IF THERE was one man to have by your side going into an emergency situation, it was Stephen 'Steve' Eggleston.
That is what mate and former paramedic colleague Gavin Brown says.
Mr Eggelston died in Townsville Hospital on Monday after suddenly falling ill.
He was a former Vietnam Veteran who pursued a career with the Queensland Ambulance Service.
Arguably the most notorious part of that career was treating bikies on the scene of the horrific Roundhouse shoot-out between Odin's Warriors and the Outlaws in Mackay in 1997.
It was one of Queensland's most violent bikie shootouts and "one of the most dangerous incidents" Mr Eggelston had been involved in.
He spoke to the Daily Mercury about the incident in October 2013.
"They (bikies) left us alone while we picked up the wounded," he said.
"They said they wouldn't shoot at us... I took them at their word. They were pretty scared... just nervous and apprehensive."
Mr Brown said working alongside Mr Eggleston made him think things would be all right.

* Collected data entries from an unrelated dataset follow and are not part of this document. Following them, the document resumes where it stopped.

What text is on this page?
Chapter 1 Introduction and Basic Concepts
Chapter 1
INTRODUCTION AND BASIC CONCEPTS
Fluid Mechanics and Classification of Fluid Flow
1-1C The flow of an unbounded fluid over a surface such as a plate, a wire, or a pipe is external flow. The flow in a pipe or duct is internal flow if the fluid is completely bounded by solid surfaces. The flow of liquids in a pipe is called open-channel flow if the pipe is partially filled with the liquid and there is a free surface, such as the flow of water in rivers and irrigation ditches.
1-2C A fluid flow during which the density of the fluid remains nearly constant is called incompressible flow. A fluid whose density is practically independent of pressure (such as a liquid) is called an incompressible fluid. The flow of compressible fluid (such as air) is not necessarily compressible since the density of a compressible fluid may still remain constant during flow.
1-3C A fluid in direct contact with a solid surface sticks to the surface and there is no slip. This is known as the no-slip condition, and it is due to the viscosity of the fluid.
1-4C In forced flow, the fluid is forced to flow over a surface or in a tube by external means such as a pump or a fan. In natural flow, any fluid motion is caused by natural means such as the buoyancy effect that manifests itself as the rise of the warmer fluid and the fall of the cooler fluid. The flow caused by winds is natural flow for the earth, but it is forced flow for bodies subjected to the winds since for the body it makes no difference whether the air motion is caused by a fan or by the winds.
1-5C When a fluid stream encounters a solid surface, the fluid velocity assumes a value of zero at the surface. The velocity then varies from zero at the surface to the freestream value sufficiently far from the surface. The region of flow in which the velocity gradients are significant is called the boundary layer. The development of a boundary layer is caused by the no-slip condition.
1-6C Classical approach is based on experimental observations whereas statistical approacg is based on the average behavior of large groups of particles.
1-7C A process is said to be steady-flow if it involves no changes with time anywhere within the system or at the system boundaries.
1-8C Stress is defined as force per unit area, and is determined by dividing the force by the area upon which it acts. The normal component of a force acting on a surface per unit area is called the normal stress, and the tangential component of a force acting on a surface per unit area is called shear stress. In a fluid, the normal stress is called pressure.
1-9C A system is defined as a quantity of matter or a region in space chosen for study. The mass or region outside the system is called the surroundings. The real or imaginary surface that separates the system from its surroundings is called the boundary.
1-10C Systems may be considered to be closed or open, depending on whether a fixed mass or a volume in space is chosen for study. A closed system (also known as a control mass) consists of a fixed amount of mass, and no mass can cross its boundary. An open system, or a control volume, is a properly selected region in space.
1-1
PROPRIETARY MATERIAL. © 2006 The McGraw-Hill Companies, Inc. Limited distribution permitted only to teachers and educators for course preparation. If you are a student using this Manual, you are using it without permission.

"(Attending the Roundhouse job)... that speaks to the courage of the man and what type of guy he was," Mr Brown said.
"His life revolved around community."
The community would be feeling the loss of not only a local paramedic but also a great man, he said.
"The Mackay district has suffered a blow," Mr Brown said.
He was the type of man you could sit down and have a beer and laugh with.
"If you saw Steve in the RSL you could walk up to him and have a beer with him, there was no airs about him."
Mackay area QAS acting chief superintendent Tracey Eastwick said Mr Eggleston had been with the service for 45 years, and based at Sarina since 2011.
"Some of our teams within our communities are quite close," Ms Eastwick said.
"Those who have known and worked alongside him will certainly miss him and are certainly feeling that at the moment."
Mr Eggleston also spent time in Finch Hatton.
"He had a lot to do with the community in Finch Hatton," Ms Eastwick said.
"Significant cases he attended were at the Finch Hatton Gorge for multiple rescues."
Mr Eggleston began his career in Queensland in 1976.
He had also been awarded for his efforts including an Ambulance Service bravery award and National Emergency Medal for sustained service performed in Queensland floods.
"Because he had so much experience he contributed to the coaching and mentoring of younger staff," Ms Eastwick said.
A funeral will be held on Wednesday at 2pm at Ian Phillips Crematorium & Pacific Gardens in Sarina.